Understanding AI bias for technical leaders

Andy is an experienced CTO, technical architect & leader. Over the last 15 years he built and scaled multiple early-stage companies into successful SaaS businesses. In this article he gives his perspective on AI bias.

Data is the new oil according to this article in the Economist. Thanks to smartphones, connected devices and the daily web services we all consume, the amount of data collected by the start of 2020 was around 463 exabytes. In the same way that oil changed day to day life across a wide array of products and transportation, data is changing the way businesses operate and automate their processes.

The development of AI and Machine Learning promises much by unlocking value from this vast amount of data but it often does so using black box data models that lack explanation about their inner workings. As a C Level exec or technologist, understanding the impact (both positive and negative) on your business and reputation is vital when deploying AI/ML in your business. One of the key things to understand is the impact that Bias has on AI.

In the last couple of years, there have been some high profile cases where AI/ML has gone wrong resulting in bad PR for the companies involved. When Apple launched their Apple Card, it was reported that their AI was heavily biased against women. This led to an investigation by the New York financial regulator. In 2020, a team from the University of California discovered bias within an AI system used to allocate healthcare services to 200 million people. The bias meant that black patients suffered reduced access and lower standards of care compared to white patients. Black people were assigned lower risk scores than white people because the algorithm was using healthcare costs instead of a more accurate measure of health status, and black people are significantly under-diagnosed and under-treated in the US. In fact, the opposite was the case, and Black patients were statistically more likely to suffer simultaneous conditions and experience higher levels of risk. How can the models that are increasingly determining financial and health care access decisions contain such bias? The causes can include but are not limited to: historical data which is incomplete and data entered by humans which can contain bias against certain groups of people.

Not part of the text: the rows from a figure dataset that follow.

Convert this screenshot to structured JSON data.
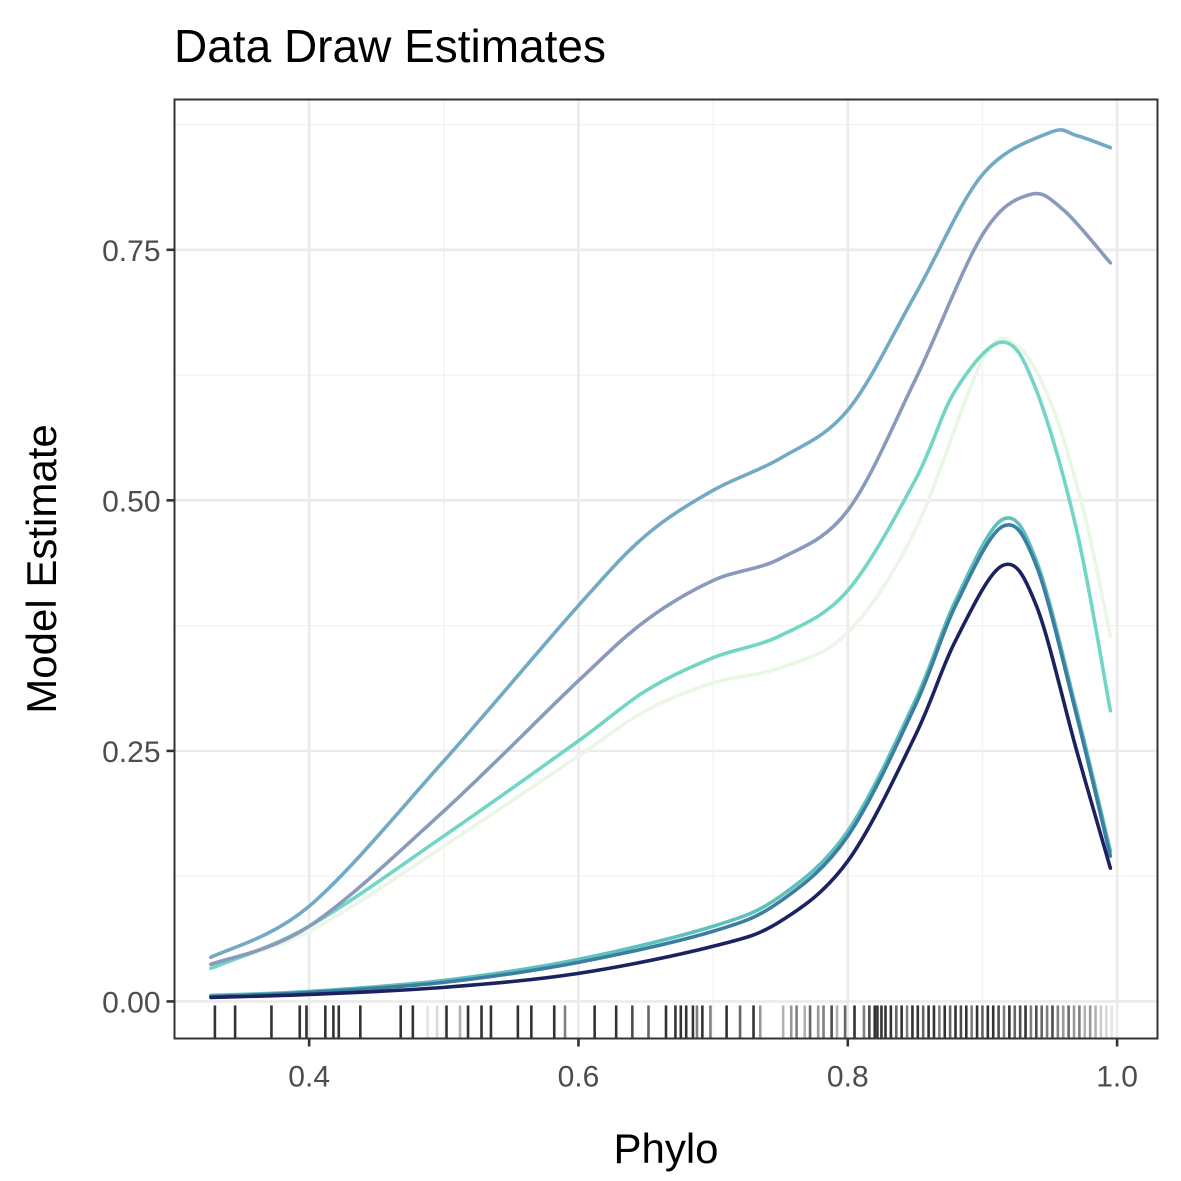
{
  "chart_data": {
    "type": "line",
    "title": "Data Draw Estimates",
    "xlabel": "Phylo",
    "ylabel": "Model Estimate",
    "xlim": [
      0.3,
      1.03
    ],
    "ylim": [
      -0.037,
      0.9
    ],
    "x_ticks": [
      0.4,
      0.6,
      0.8,
      1.0
    ],
    "x_tick_labels": [
      "0.4",
      "0.6",
      "0.8",
      "1.0"
    ],
    "y_ticks": [
      0.0,
      0.25,
      0.5,
      0.75
    ],
    "y_tick_labels": [
      "0.00",
      "0.25",
      "0.50",
      "0.75"
    ],
    "grid": true,
    "legend": "none",
    "series": [
      {
        "color": "#eaf7e6",
        "points": [
          [
            0.327,
            0.036
          ],
          [
            0.4,
            0.07
          ],
          [
            0.5,
            0.155
          ],
          [
            0.6,
            0.245
          ],
          [
            0.65,
            0.29
          ],
          [
            0.7,
            0.318
          ],
          [
            0.75,
            0.333
          ],
          [
            0.8,
            0.368
          ],
          [
            0.85,
            0.47
          ],
          [
            0.9,
            0.64
          ],
          [
            0.925,
            0.655
          ],
          [
            0.95,
            0.6
          ],
          [
            0.975,
            0.49
          ],
          [
            0.995,
            0.365
          ]
        ]
      },
      {
        "color": "#72d6c4",
        "points": [
          [
            0.327,
            0.033
          ],
          [
            0.4,
            0.075
          ],
          [
            0.5,
            0.165
          ],
          [
            0.6,
            0.26
          ],
          [
            0.65,
            0.31
          ],
          [
            0.7,
            0.343
          ],
          [
            0.75,
            0.365
          ],
          [
            0.8,
            0.41
          ],
          [
            0.85,
            0.52
          ],
          [
            0.88,
            0.61
          ],
          [
            0.915,
            0.658
          ],
          [
            0.94,
            0.61
          ],
          [
            0.97,
            0.47
          ],
          [
            0.995,
            0.29
          ]
        ]
      },
      {
        "color": "#8a9abc",
        "points": [
          [
            0.327,
            0.037
          ],
          [
            0.4,
            0.075
          ],
          [
            0.5,
            0.19
          ],
          [
            0.6,
            0.32
          ],
          [
            0.65,
            0.38
          ],
          [
            0.7,
            0.42
          ],
          [
            0.75,
            0.442
          ],
          [
            0.8,
            0.49
          ],
          [
            0.85,
            0.62
          ],
          [
            0.9,
            0.765
          ],
          [
            0.935,
            0.805
          ],
          [
            0.96,
            0.79
          ],
          [
            0.995,
            0.737
          ]
        ]
      },
      {
        "color": "#72aac6",
        "points": [
          [
            0.327,
            0.044
          ],
          [
            0.4,
            0.095
          ],
          [
            0.5,
            0.24
          ],
          [
            0.6,
            0.395
          ],
          [
            0.65,
            0.465
          ],
          [
            0.7,
            0.51
          ],
          [
            0.75,
            0.542
          ],
          [
            0.8,
            0.59
          ],
          [
            0.85,
            0.705
          ],
          [
            0.9,
            0.825
          ],
          [
            0.95,
            0.867
          ],
          [
            0.97,
            0.864
          ],
          [
            0.995,
            0.852
          ]
        ]
      },
      {
        "color": "#5fc1bd",
        "points": [
          [
            0.327,
            0.006
          ],
          [
            0.4,
            0.01
          ],
          [
            0.5,
            0.021
          ],
          [
            0.6,
            0.042
          ],
          [
            0.7,
            0.075
          ],
          [
            0.75,
            0.105
          ],
          [
            0.8,
            0.17
          ],
          [
            0.85,
            0.3
          ],
          [
            0.88,
            0.4
          ],
          [
            0.915,
            0.481
          ],
          [
            0.94,
            0.44
          ],
          [
            0.97,
            0.29
          ],
          [
            0.995,
            0.15
          ]
        ]
      },
      {
        "color": "#3c7ea0",
        "points": [
          [
            0.327,
            0.005
          ],
          [
            0.4,
            0.009
          ],
          [
            0.5,
            0.019
          ],
          [
            0.6,
            0.039
          ],
          [
            0.7,
            0.07
          ],
          [
            0.75,
            0.1
          ],
          [
            0.8,
            0.165
          ],
          [
            0.85,
            0.295
          ],
          [
            0.88,
            0.395
          ],
          [
            0.915,
            0.474
          ],
          [
            0.94,
            0.435
          ],
          [
            0.97,
            0.285
          ],
          [
            0.995,
            0.145
          ]
        ]
      },
      {
        "color": "#1c2260",
        "points": [
          [
            0.327,
            0.004
          ],
          [
            0.4,
            0.007
          ],
          [
            0.5,
            0.014
          ],
          [
            0.6,
            0.028
          ],
          [
            0.7,
            0.055
          ],
          [
            0.75,
            0.08
          ],
          [
            0.8,
            0.14
          ],
          [
            0.85,
            0.265
          ],
          [
            0.88,
            0.36
          ],
          [
            0.915,
            0.435
          ],
          [
            0.94,
            0.395
          ],
          [
            0.97,
            0.25
          ],
          [
            0.995,
            0.133
          ]
        ]
      }
    ],
    "rug": {
      "x": [
        0.33,
        0.345,
        0.372,
        0.393,
        0.398,
        0.412,
        0.418,
        0.422,
        0.438,
        0.468,
        0.477,
        0.488,
        0.495,
        0.502,
        0.512,
        0.518,
        0.528,
        0.535,
        0.555,
        0.565,
        0.582,
        0.59,
        0.612,
        0.628,
        0.64,
        0.652,
        0.665,
        0.672,
        0.676,
        0.68,
        0.685,
        0.688,
        0.692,
        0.698,
        0.71,
        0.72,
        0.73,
        0.735,
        0.752,
        0.758,
        0.762,
        0.768,
        0.772,
        0.778,
        0.782,
        0.788,
        0.792,
        0.798,
        0.805,
        0.812,
        0.816,
        0.82,
        0.822,
        0.825,
        0.828,
        0.832,
        0.836,
        0.84,
        0.844,
        0.848,
        0.852,
        0.856,
        0.86,
        0.864,
        0.868,
        0.872,
        0.876,
        0.88,
        0.884,
        0.888,
        0.892,
        0.896,
        0.9,
        0.904,
        0.908,
        0.912,
        0.916,
        0.92,
        0.924,
        0.928,
        0.932,
        0.936,
        0.94,
        0.944,
        0.948,
        0.952,
        0.956,
        0.96,
        0.964,
        0.968,
        0.972,
        0.976,
        0.98,
        0.984,
        0.988,
        0.992,
        0.996
      ],
      "opacity": [
        0.8,
        0.8,
        0.8,
        0.8,
        0.8,
        0.8,
        0.8,
        0.8,
        0.8,
        0.8,
        0.8,
        0.1,
        0.15,
        0.8,
        0.3,
        0.8,
        0.8,
        0.8,
        0.8,
        0.8,
        0.8,
        0.5,
        0.8,
        0.8,
        0.7,
        0.6,
        0.8,
        0.8,
        0.8,
        0.8,
        0.8,
        0.5,
        0.8,
        0.5,
        0.8,
        0.6,
        0.8,
        0.4,
        0.3,
        0.4,
        0.5,
        0.3,
        0.6,
        0.4,
        0.5,
        0.7,
        0.3,
        0.6,
        0.8,
        0.5,
        0.7,
        0.8,
        0.8,
        0.8,
        0.8,
        0.8,
        0.6,
        0.8,
        0.5,
        0.8,
        0.8,
        0.6,
        0.8,
        0.8,
        0.5,
        0.8,
        0.6,
        0.8,
        0.7,
        0.8,
        0.5,
        0.8,
        0.6,
        0.8,
        0.8,
        0.7,
        0.5,
        0.8,
        0.6,
        0.7,
        0.8,
        0.5,
        0.7,
        0.6,
        0.5,
        0.7,
        0.5,
        0.4,
        0.6,
        0.4,
        0.5,
        0.3,
        0.4,
        0.3,
        0.2,
        0.15,
        0.1
      ]
    }
  }
}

As a leader, how do you ensure that your technology minimises the risk of bias in your AI? The first thing to consider is can you defend your AI and provide explanations of how your models generate their responses? There are several things to consider. Before starting to build out AI you should have the right cultural approach, processes and people in place to ensure success. Hire an experienced Chief Privacy or Chief Data Officer. They should be accountable for the processes and tools used to build your AI and the governance of its suitability and correctness. They should also author the ethical framework which would be tailored to the specific technology you are building. Introducing a framework such as ETIQ during your model's build stage, your data science team will be able to perform Exploratory Data Analysis, generate Fairness Metrics and review Safeguarding reports which provide a set of tools to explain your models in detail. These tools can report on why certain predictions are made and the correlations between inputs and outputs. By integrating directly in the data scientists notebooks and workflow they can continuously report on the effects of their changes while developing the models.

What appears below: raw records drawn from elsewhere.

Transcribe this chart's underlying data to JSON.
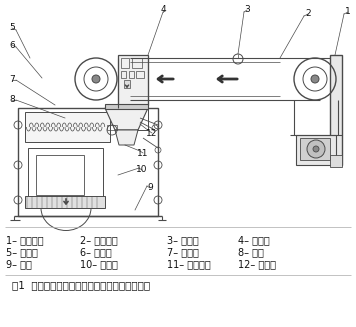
{
  "title": "图1  数字式、智能型定量包装秤机械结构示意图",
  "leg1_col1": "1– 传动部分",
  "leg1_col2": "2– 给料装置",
  "leg1_col3": "3– 电磁阀",
  "leg1_col4": "4– 给料口",
  "leg2_col1": "5– 双螺旋",
  "leg2_col2": "6– 截料门",
  "leg2_col3": "7– 三联件",
  "leg2_col4": "8– 秤斗",
  "leg3_col1": "9– 秤体",
  "leg3_col2": "10– 钢丝绳",
  "leg3_col3": "11– 限位螺栓",
  "leg3_col4": "12– 传感器",
  "bg_color": "#ffffff",
  "lc": "#4a4a4a",
  "tc": "#111111",
  "fig_width": 3.56,
  "fig_height": 3.27,
  "dpi": 100
}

The need to provide transparent and accountable AI may not be limited to your company’s reputation. As the adoption of AI has increased so has the number of discussions around how it could or should be regulated. In April 2021 the EU proposed the new regulations for AI . The changes could be as wide-sweeping as GDPR if signed into law. Given that it would affect over 450 million EU citizens, it would be impossible to ignore even for non-EU companies, even if you wanted to.

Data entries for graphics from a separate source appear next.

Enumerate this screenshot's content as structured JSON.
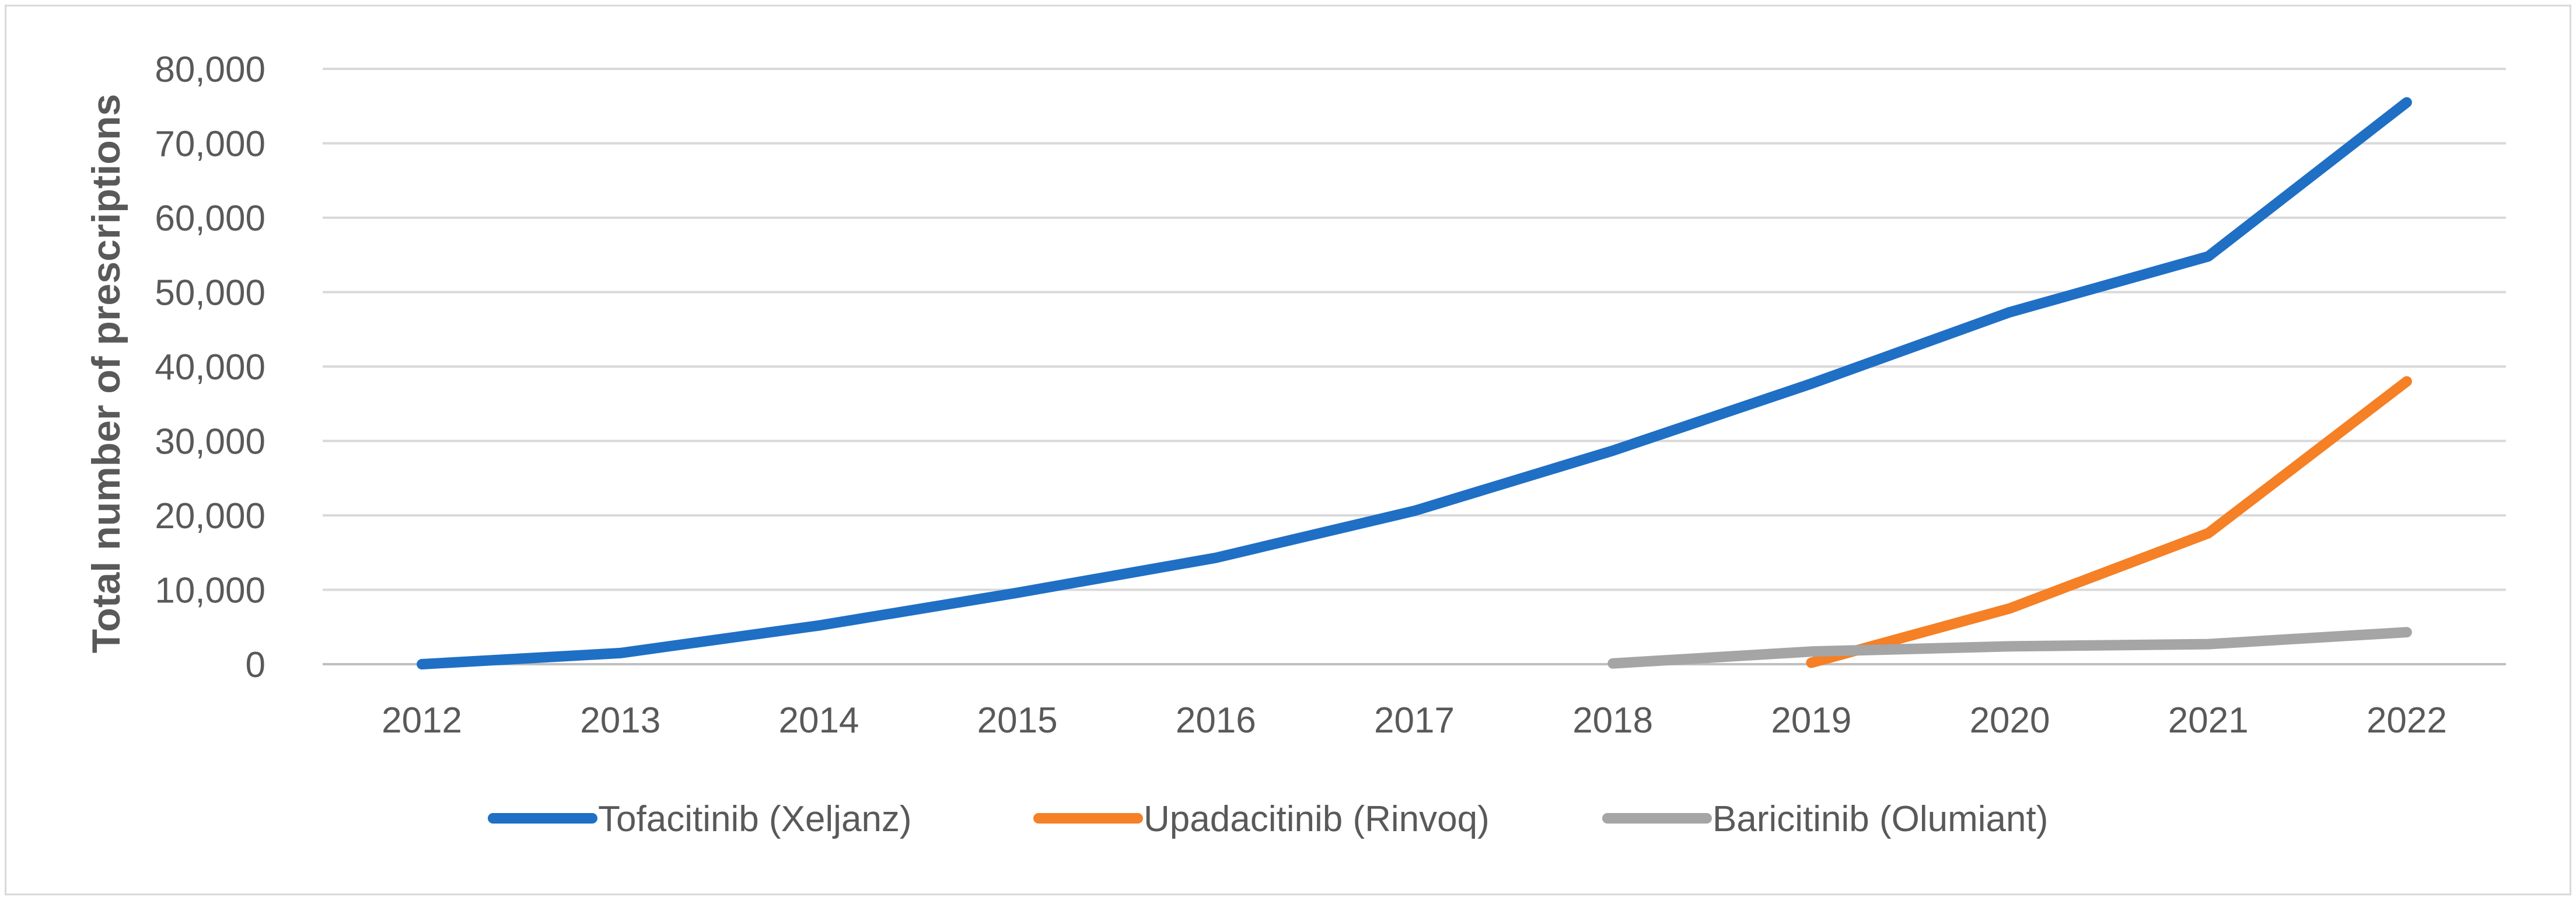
{
  "chart_data": {
    "type": "line",
    "title": "",
    "xlabel": "",
    "ylabel": "Total number of prescriptions",
    "x": [
      "2012",
      "2013",
      "2014",
      "2015",
      "2016",
      "2017",
      "2018",
      "2019",
      "2020",
      "2021",
      "2022"
    ],
    "ylim": [
      0,
      80000
    ],
    "yticks": [
      0,
      10000,
      20000,
      30000,
      40000,
      50000,
      60000,
      70000,
      80000
    ],
    "ytick_labels": [
      "0",
      "10,000",
      "20,000",
      "30,000",
      "40,000",
      "50,000",
      "60,000",
      "70,000",
      "80,000"
    ],
    "grid": true,
    "legend_position": "bottom",
    "series": [
      {
        "name": "Tofacitinib (Xeljanz)",
        "color": "#1f6fc5",
        "values": [
          0,
          1500,
          5200,
          9600,
          14300,
          20600,
          28700,
          37700,
          47300,
          54800,
          75500
        ]
      },
      {
        "name": "Upadacitinib (Rinvoq)",
        "color": "#f58025",
        "values": [
          null,
          null,
          null,
          null,
          null,
          null,
          null,
          200,
          7500,
          17600,
          38000
        ]
      },
      {
        "name": "Baricitinib (Olumiant)",
        "color": "#a5a5a5",
        "values": [
          null,
          null,
          null,
          null,
          null,
          null,
          100,
          1700,
          2400,
          2700,
          4300
        ]
      }
    ]
  }
}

While Data Science has seen huge growth over the last 5 years, it is still immature compared to other forms of computer programming. The possibilities are endless but real risks exist and need to be considered. In the same way that tools and processes have developed to decrease the risk of defective production code, proving and reporting on the fairness and correctness of your data models is becoming a top priority. In doing so you increase the trust of your technology from your users, protect your reputation and will be well prepared for the inevitable regulation that will be coming soon.